We continue to be believers in the power of alternative asset classes and stores of value. Crypto is an ideal example of both. It shares many characteristics with other tradable currencies, which is why crypto desks are populated with FX traders, except it is not issued by a government. It also digitizes value in a convenient and easily transferable way for investors. It matters because it is a truly decentralized way to transfer value to others and remove friction costs.

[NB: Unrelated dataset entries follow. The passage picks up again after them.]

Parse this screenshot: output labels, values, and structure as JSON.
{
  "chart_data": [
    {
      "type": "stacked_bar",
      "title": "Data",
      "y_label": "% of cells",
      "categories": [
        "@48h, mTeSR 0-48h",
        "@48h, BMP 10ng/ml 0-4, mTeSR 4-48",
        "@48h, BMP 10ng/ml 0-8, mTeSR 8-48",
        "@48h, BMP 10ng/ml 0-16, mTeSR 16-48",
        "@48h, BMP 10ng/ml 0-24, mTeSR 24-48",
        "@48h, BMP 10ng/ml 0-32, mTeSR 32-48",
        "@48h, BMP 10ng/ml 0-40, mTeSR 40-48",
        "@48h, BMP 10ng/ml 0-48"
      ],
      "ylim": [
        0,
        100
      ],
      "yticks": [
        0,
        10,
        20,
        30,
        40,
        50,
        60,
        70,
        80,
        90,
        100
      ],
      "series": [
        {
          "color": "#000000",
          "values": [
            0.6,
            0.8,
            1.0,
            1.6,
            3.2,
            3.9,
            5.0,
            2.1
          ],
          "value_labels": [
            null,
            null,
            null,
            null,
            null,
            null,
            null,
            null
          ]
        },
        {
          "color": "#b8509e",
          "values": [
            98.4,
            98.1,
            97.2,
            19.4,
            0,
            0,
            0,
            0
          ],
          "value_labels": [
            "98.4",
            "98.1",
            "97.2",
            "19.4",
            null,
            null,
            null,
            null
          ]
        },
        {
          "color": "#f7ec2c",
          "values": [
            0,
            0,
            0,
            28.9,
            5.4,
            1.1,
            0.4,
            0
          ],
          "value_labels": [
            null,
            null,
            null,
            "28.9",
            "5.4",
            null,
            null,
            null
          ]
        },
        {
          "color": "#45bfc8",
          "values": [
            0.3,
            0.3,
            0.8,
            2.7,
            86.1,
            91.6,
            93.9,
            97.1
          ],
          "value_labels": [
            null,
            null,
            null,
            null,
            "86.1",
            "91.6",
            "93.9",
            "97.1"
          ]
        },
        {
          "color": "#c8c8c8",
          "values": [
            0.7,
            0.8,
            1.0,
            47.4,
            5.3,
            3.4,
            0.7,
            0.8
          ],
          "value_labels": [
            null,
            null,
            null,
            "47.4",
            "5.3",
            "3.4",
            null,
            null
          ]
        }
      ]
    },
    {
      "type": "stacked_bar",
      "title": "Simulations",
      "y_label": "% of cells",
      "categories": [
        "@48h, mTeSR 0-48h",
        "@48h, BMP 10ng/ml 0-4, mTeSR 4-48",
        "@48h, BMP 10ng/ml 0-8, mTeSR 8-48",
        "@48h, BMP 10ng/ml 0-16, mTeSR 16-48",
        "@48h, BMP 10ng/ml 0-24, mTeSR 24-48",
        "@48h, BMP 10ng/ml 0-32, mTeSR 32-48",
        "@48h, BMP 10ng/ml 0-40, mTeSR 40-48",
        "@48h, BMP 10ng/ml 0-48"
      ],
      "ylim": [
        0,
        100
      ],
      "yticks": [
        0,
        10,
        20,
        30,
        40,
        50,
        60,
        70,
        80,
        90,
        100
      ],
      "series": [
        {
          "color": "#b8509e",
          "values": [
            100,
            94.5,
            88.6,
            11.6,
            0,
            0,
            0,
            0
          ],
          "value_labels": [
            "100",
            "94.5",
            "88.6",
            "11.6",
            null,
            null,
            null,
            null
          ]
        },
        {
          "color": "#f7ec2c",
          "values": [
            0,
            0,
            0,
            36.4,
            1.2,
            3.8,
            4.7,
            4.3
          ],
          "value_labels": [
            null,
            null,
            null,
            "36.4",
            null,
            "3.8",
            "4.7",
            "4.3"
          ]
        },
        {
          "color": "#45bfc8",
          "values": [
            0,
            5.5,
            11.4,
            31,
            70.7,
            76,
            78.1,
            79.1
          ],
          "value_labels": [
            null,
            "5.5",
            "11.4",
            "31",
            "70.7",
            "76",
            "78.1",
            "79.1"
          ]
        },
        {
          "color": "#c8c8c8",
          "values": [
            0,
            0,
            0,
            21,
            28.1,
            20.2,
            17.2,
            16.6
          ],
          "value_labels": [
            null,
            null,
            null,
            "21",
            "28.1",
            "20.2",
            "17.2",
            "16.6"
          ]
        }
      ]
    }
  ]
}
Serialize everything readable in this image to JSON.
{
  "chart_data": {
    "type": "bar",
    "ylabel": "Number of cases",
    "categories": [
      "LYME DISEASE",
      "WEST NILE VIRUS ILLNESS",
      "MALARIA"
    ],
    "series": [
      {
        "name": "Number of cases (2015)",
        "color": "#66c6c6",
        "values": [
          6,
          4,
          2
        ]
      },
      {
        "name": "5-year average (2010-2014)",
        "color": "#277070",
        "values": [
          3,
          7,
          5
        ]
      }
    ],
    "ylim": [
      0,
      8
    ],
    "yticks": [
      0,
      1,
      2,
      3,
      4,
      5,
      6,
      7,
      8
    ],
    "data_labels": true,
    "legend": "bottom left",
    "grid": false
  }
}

It is quite easy to imagine digitization and fractionalization of ownership of assets of all types. ETF’s removed incredible amounts of costs from mutual fund structures which has lead to their popularity. I believe the next phase is to rollout digital assets representing ownership in stocks, bonds and all asset types. While there is still a great deal to do in regulatory oversight and rule making, we will see this happen quickly once ETF’s of crypto assets are allowed.
This matters because of the same cost characteristics of digitization of a currency. It removes the need for cost related to trust verification by building the trust in the asset-blockchain. This cost savings accrues to the savers who now pay them as part of their investing process.
None of this will happen overnight but does represent the march to decentralization of assets and better outcomes to investors to put more of their investment money to work at lower costs. You can practically feel the frost of crypto winter melting!